NCAA athletes are one step closer to being allowed to profit from their name, image and likeness.
The NCAA announced Wednesday that its Board of Governors supports rule changes that, if approved by the NCAA's full membership, will allow student-athletes to profit from their fame and receive compensation for third-party endorsements both related to and separate from athletics, as well as social media, digital content creation, personal businesses, appearances and autograph signings.
Per the recommended new rules, which were developed by a working group co-chaired by Ohio State athletic director Gene Smith, the NCAA would allow student-athletes to be paid for promotional opportunities, student-athletes will be allowed to identify themselves by their sport and schools but cannot use any school logos or trademarks. They will also be required to disclose all sponsorships to their schools, as well as their relationships with any individuals involved in those sponsorships.
The NCAA is expected to vote on the proposed rule changes in January 2021, so the new rules would go into effect for the 2021-22 academic year. The current model prohibiting student-athletes from being paid for name, image and likeness benefits will remain in place until then.
Under the timeline proposed by the working group's recommendations released Wednesday, legislative proposals are expected to be drafted by the NCAA's Division I, II and III by August 30, reviewed and revised by October 31 and approved by January 31.
“The NCAA’s work to modernize name, image and likeness continues, and we plan to make these important changes on the original timeline, no later than January 2021,” Smith said in the NCAA's announcement. “The board’s decision today provides further guidance to each division as they create and adopt appropriate rules changes.”
During a teleconference on Wednesday, Smith said there will be no cap placed on the total amount of money a student-athlete can earn from name, image and likeness benefits, though the NCAA is working to determine what constitutes fair market value in order to regulate what allowable benefits should be.
Student-athletes will be allowed to consults with agents and advisors to help them pursue promotional opportunities, but those agents will not be allowed to help them pursue professional sports opportunities during their collegiate careers.
Schools will still be prohibited from directly paying student-athletes, and they will not be allowed to arrange opportunities for their student-athletes to receive name, image and likeness benefits.

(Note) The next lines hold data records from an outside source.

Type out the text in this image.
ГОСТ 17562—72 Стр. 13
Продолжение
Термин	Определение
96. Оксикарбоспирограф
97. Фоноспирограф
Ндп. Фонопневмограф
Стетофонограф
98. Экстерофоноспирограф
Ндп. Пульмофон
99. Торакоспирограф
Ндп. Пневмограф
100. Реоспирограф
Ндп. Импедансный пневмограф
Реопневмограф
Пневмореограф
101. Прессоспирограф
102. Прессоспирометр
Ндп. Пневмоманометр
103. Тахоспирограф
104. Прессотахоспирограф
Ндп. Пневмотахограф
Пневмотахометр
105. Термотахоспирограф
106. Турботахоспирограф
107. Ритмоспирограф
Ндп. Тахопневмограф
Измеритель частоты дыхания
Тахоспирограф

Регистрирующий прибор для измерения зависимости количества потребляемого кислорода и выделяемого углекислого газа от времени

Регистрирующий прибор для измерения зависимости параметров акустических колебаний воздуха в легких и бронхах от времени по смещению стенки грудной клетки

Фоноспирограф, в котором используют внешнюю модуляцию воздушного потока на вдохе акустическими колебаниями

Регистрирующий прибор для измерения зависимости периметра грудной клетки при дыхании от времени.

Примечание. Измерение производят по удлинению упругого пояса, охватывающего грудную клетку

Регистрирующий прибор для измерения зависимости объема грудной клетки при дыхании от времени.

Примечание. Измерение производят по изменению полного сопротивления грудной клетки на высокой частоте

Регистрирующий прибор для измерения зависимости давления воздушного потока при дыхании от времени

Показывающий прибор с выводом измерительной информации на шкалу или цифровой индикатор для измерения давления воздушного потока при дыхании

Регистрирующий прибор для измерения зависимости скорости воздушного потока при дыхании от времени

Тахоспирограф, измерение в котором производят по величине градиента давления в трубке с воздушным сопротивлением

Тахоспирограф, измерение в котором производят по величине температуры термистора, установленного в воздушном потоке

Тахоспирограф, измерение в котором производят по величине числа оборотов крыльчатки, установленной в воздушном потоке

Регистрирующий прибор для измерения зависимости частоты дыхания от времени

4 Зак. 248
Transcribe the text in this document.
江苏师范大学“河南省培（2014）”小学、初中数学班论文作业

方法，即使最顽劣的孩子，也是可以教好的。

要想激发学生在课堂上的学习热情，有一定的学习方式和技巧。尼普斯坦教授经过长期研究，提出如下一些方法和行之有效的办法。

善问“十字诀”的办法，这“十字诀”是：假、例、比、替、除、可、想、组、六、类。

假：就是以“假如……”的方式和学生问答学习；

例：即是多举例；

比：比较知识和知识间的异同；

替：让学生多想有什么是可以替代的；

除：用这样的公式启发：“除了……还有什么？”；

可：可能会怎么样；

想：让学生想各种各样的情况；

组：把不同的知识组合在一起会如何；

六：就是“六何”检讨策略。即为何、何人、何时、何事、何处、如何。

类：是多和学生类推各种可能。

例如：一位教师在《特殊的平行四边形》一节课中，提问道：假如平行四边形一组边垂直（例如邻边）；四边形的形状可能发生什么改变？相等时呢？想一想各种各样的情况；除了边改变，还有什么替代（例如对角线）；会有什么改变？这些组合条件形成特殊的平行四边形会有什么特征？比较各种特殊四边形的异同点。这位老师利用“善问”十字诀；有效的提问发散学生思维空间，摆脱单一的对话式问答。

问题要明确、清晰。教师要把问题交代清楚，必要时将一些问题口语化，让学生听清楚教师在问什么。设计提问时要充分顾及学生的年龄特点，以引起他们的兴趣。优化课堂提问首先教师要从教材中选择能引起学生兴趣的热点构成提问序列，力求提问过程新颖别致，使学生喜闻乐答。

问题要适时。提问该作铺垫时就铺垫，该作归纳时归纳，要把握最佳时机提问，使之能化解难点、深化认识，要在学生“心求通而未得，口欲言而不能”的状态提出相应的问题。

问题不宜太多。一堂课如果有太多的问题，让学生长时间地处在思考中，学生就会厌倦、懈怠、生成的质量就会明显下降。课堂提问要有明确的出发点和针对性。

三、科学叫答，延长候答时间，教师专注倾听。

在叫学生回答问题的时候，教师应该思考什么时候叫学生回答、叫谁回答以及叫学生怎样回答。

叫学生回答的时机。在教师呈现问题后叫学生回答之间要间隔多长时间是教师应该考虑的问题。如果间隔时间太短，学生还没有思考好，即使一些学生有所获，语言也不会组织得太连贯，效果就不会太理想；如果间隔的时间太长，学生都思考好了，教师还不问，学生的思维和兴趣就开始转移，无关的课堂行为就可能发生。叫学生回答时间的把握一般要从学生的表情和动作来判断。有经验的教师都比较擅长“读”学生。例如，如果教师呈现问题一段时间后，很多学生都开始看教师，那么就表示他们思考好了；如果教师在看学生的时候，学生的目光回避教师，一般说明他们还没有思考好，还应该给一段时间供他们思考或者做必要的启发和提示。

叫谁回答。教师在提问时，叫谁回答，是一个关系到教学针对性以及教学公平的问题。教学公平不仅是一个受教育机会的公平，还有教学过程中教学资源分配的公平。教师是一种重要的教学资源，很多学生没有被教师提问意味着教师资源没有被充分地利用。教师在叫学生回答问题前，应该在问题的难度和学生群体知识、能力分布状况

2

Athletes who fail to disclose financial agreements could still compromise their eligibility.
The working group's report does not recommend placing an outright ban on receiving compensation from individuals classified as boosters, but instructs the NCAA's divisions to “study whether it is possible to adopt rules and enforcement techniques sufficient to ensure that any compensation paid by boosters purportedly for use of student-athlete NIL represents genuine compensation for use of those NIL rights, separate from athletics participation, rather than disguised payments for athletics participation.”
Wednesday's recommendations are limited to individual name, image and likeness rights and do not allow for group licenses, such as those that would be necessary for the return of NCAA video games. Big East commissioner Val Ackerman, co-chair of the Federal and State Legislation Working Group, said the working group determined that group licenses for video games are “unworkable in college sports,” though that possibility will continue to be explored in future discussions.
The working group has recommended that the NCAA's divisions consider potential bans on promotional activities for categories like alcohol, tobacco and gambling that are inconsistent with the NCAA's values, and those rules could also limit the permissible activities for shoe and apparel companies, “due to their history of encouraging or facilitating recruiting and other rules infractions.”
Wednesday's recommendations come 11 months after the NCAA formed the working group, co-chaired by Smith and Ackerman, to explore potential changes to the NCAA's policies on name, image and likeness. In October, one month after California passed a state law that challenged the NCAA's ability to prohibit endorsement deals for athletes, the NCAA Board of Governors “voted unanimously” to allow student-athletes to be able to benefit from their name, image and likeness.
The NCAA remains hopeful that Congress will pass federal laws regulating name, image and likeness benefits for college athletes so that they are not governed by differing laws in different states, as well as to mitigate the threat of continuing antitrust litigation, such as the O'Bannon v. NCAA lawsuit in 2014 that ultimately ruled the NCAA's use of student-athlete likenesses in video games to be a violation of antitrust law.
Former Ohio State wide receiver Anthony Gonzalez, who is now a member of the U.S. House of Representatives, said he plans to introduce a federal bill on name, image and likeness benefits in the next month or two, but does not think Congress will be in favor of giving the NCAA an antitrust exemption, according to ESPN's Dan Murphy.
Now, the framework for student-athletes to start receiving those benefits is in place, and by this time next year, the door will likely be open for college athletes to start making money in a way they've never been allowed to before.
That said, the NCAA will spend time over the next eight months working to create “guardrails” to safeguard against booster involvement and ensure that name, image and likeness benefits remain separate from mechanisms that schools could use to pay athletes for their performance or recruiting.